«En las comunidades primitivas, los campesinos, de haber
podido decidir, no hubieran entregado el escaso excedente con que subsistían
los guerreros y los sacerdotes, sino que hubiesen producido menos o consumido
más. Al principio, era la fuerza lo que los obligaba a producir y entregar el
excedente. Gradualmente, sin embargo, resultó posible inducir a muchos de ellos
a aceptar una ética según la cual era su deber trabajar intensamente, aunque
parte de su trabajo fuera a sostener a otros, que permanecían ociosos. Por este
medio, la compulsión requerida se fue reduciendo y los gastos de gobierno
disminuyeron. En nuestros días, el noventa y nueve por ciento de los
asalariados británicos se sentirían realmente impresionados si se les dijera
que el rey no debe tener ingresos mayores que los de un trabajador. El concepto
de deber, en términos históricos, ha sido un medio utilizado por los poseedores
del poder para inducir a los demás a vivir para el interés de sus amos más que
para su propio interés. Por supuesto, los poseedores del poder ocultan este
hecho aún ante sí mismos, y se las arreglan para creer que sus intereses son
idénticos a los más grandes intereses de la humanidad.»
(Bertrand
Arthur William RUSSELL, Tercer Conde
de Russell, Premio Nobel de Literatura 1950;
Trellech, Monmouthshire, Gales, Imperio Británico, 18 de mayo de 1872 -
Penrhyndeudraeth, Gwynedd, Gales, Reino Unido, 2 de febrero de 1970. In Praise of Idleness -Elogio de la
ociosidad-, 1935 -2000, por ejemplo, para la edición en
castellano-.)
Pero
por cumplir con el deber se ha matado
a muchísima gente en la historia (grande
y pequeña) de la Humanidad.
En
realidad el deber, esa añagaza
kantiana que convierte en norma una imposible
voluntad autónoma, no es más que la expresión idealista de los intereses de los
poderosos, es decir la asunción
personal, mediante una falsa
conciencia, de los dictados de una
moral hegemónica que configura nuestras
visiones del mundo en función de esos
intereses dominantes.
Por
eso el concepto de deber es tan grato
a quienes sitúan como guía de todo acto
la conservación de lo dado.
Pero
la autonomía del sujeto es una
quimera... En realidad, como dijera Rafael Sánchez Ferlosio al enterarse de que
le habían concedido el Premio Cervantes
2004 “por la gran autonomía de su obra”, cada cual no es sino el resultado problemático y complejo de un
encuentro conflictivo de heteronomías.
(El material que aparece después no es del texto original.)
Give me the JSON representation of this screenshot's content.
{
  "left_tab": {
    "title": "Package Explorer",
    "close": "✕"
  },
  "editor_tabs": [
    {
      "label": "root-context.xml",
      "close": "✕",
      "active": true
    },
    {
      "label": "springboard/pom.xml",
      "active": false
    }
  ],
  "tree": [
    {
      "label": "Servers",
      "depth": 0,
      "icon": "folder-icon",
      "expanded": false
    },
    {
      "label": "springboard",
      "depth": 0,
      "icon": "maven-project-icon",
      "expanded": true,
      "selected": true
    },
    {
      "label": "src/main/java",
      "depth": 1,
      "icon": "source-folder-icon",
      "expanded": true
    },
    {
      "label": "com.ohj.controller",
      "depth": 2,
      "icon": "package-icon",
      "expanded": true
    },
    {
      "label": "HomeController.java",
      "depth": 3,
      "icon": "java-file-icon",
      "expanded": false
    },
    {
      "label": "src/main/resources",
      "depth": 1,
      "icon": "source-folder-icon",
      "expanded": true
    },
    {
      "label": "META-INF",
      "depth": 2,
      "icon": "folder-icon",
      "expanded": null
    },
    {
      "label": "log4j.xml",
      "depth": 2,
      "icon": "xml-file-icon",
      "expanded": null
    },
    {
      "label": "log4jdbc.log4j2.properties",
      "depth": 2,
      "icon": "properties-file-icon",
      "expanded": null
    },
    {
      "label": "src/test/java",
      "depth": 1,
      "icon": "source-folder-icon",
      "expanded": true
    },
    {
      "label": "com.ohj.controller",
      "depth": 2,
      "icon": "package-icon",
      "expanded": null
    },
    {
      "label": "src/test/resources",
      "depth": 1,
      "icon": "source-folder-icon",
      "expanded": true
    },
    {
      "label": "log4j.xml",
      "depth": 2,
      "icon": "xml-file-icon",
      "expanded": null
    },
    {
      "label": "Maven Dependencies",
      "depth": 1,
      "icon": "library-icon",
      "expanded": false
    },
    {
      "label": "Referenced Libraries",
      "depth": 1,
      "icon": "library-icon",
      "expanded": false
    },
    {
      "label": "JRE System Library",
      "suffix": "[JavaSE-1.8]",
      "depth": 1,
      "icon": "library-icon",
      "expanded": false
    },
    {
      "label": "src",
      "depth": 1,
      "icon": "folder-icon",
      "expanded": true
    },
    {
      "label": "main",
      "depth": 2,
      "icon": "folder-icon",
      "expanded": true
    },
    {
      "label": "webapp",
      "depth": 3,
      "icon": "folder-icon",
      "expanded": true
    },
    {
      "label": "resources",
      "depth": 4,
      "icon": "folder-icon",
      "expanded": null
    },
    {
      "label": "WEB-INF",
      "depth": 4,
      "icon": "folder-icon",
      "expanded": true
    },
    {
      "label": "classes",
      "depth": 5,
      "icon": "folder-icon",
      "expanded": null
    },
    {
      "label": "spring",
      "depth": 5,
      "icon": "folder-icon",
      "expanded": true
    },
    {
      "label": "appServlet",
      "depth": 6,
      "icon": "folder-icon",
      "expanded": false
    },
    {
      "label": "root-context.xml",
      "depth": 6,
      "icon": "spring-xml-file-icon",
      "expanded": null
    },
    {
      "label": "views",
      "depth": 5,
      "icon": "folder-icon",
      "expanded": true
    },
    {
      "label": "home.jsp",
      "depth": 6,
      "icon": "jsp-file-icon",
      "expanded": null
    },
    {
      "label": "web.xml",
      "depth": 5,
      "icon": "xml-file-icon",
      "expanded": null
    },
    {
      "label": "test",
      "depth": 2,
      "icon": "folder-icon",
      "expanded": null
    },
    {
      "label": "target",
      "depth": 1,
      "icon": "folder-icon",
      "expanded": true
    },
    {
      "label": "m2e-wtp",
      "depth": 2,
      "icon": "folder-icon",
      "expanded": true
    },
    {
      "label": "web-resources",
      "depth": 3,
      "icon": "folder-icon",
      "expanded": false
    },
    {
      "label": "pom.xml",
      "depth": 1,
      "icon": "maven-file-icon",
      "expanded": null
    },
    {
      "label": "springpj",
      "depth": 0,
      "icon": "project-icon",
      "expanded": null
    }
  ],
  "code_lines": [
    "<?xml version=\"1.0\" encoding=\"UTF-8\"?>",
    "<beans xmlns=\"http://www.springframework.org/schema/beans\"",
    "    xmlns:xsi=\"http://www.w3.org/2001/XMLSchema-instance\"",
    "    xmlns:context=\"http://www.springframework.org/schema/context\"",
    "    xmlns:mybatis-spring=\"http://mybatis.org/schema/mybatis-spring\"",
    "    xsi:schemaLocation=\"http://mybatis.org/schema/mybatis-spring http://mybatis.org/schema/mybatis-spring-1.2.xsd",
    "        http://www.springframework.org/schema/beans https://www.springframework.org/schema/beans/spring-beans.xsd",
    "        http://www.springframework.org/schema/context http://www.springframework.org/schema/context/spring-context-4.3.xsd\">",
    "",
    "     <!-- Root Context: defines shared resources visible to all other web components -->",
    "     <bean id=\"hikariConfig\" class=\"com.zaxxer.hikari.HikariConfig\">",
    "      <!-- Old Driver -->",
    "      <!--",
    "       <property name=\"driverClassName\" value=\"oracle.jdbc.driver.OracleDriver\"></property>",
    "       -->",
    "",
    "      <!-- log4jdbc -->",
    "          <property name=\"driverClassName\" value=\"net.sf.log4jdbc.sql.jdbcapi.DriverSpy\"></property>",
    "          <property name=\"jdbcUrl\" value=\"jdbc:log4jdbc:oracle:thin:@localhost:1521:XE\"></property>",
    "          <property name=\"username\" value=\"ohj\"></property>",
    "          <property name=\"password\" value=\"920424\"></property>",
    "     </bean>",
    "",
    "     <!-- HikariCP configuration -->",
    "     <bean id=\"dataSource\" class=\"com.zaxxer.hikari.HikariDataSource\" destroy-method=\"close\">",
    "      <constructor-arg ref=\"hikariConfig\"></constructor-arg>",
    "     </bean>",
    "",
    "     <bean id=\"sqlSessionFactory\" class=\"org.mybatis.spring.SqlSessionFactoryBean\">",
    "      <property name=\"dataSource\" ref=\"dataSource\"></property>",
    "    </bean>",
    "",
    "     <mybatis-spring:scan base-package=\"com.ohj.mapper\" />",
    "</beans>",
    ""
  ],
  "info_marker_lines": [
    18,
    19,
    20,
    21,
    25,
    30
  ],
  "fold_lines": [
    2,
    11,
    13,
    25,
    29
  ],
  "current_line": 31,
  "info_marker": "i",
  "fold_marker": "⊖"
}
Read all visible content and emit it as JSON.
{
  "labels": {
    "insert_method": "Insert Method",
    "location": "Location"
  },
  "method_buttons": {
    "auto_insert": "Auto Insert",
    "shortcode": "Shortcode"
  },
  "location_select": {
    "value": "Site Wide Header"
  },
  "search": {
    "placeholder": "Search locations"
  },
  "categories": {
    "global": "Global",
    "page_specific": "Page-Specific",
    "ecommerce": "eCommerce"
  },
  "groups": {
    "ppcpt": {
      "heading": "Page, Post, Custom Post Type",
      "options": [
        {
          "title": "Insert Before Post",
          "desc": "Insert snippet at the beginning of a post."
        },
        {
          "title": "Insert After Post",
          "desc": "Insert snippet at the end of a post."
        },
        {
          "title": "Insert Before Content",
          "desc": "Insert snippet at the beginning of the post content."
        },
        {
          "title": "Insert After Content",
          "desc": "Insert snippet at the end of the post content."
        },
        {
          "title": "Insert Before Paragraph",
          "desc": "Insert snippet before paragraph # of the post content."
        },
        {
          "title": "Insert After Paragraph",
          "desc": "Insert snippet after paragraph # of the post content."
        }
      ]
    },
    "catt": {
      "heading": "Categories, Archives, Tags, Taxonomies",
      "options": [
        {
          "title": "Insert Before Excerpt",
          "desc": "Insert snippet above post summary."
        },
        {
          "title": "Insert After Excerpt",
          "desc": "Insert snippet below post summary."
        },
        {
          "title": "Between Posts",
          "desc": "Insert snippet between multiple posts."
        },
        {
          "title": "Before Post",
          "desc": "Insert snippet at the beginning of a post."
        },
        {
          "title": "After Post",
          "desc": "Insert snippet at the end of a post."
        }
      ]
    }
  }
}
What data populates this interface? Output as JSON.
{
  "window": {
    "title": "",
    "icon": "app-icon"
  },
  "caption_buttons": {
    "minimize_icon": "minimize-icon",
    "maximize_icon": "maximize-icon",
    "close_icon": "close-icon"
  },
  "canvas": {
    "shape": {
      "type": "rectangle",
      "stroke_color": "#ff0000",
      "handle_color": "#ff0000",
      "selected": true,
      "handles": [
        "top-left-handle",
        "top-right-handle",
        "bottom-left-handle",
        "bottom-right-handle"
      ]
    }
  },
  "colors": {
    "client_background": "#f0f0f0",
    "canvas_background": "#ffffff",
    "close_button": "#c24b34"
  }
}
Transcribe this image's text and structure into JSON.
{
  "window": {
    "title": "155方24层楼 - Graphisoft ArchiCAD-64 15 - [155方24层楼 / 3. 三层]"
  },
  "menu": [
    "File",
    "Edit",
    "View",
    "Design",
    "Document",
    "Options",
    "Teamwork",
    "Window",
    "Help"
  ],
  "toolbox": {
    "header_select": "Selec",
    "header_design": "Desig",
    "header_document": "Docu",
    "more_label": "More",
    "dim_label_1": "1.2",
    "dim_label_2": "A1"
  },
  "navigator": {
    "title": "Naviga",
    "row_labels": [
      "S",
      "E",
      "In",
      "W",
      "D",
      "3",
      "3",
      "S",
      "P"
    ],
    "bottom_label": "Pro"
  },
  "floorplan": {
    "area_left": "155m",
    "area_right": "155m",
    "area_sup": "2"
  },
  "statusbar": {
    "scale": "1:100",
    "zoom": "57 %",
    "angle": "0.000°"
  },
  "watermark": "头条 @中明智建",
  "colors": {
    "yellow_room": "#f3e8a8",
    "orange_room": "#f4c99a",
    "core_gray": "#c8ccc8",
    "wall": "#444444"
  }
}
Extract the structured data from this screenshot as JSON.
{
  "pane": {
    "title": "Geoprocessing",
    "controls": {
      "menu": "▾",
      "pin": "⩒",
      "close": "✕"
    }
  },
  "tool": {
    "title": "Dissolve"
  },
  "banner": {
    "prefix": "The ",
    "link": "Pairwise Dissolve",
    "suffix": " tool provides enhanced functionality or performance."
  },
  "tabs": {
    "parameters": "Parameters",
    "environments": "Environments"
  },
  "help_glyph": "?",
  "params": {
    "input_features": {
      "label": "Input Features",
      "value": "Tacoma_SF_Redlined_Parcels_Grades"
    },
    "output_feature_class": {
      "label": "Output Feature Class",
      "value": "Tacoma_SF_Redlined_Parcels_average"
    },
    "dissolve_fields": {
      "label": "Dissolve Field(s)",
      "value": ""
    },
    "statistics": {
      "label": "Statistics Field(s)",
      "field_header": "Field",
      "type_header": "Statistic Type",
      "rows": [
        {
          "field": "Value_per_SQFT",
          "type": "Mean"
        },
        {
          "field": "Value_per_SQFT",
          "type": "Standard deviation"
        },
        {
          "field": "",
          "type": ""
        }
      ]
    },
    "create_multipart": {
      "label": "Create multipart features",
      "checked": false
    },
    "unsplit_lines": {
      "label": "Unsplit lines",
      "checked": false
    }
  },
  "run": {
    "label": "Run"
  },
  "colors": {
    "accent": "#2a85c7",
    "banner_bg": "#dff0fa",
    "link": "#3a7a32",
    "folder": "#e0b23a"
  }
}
Así lo muestran las modernas ciencias humanas, al ver como el yo no es sino una construcción realizada en dialéctica
permanente con lo otro, con un no-yo
que lo atrae y repele con intensidades varias y en direcciones diversas. En
consecuencia, la propia estabilidad del
yo es relativa (moldeable por las condiciones
situacionales), su esencia prístina
se reduce casi a unos patrones biológicos
minimizados ante los determinantes
culturales y cualquier pretensión de alcanzar una guía de conducta estrictamente autónoma resulta ilusión vana.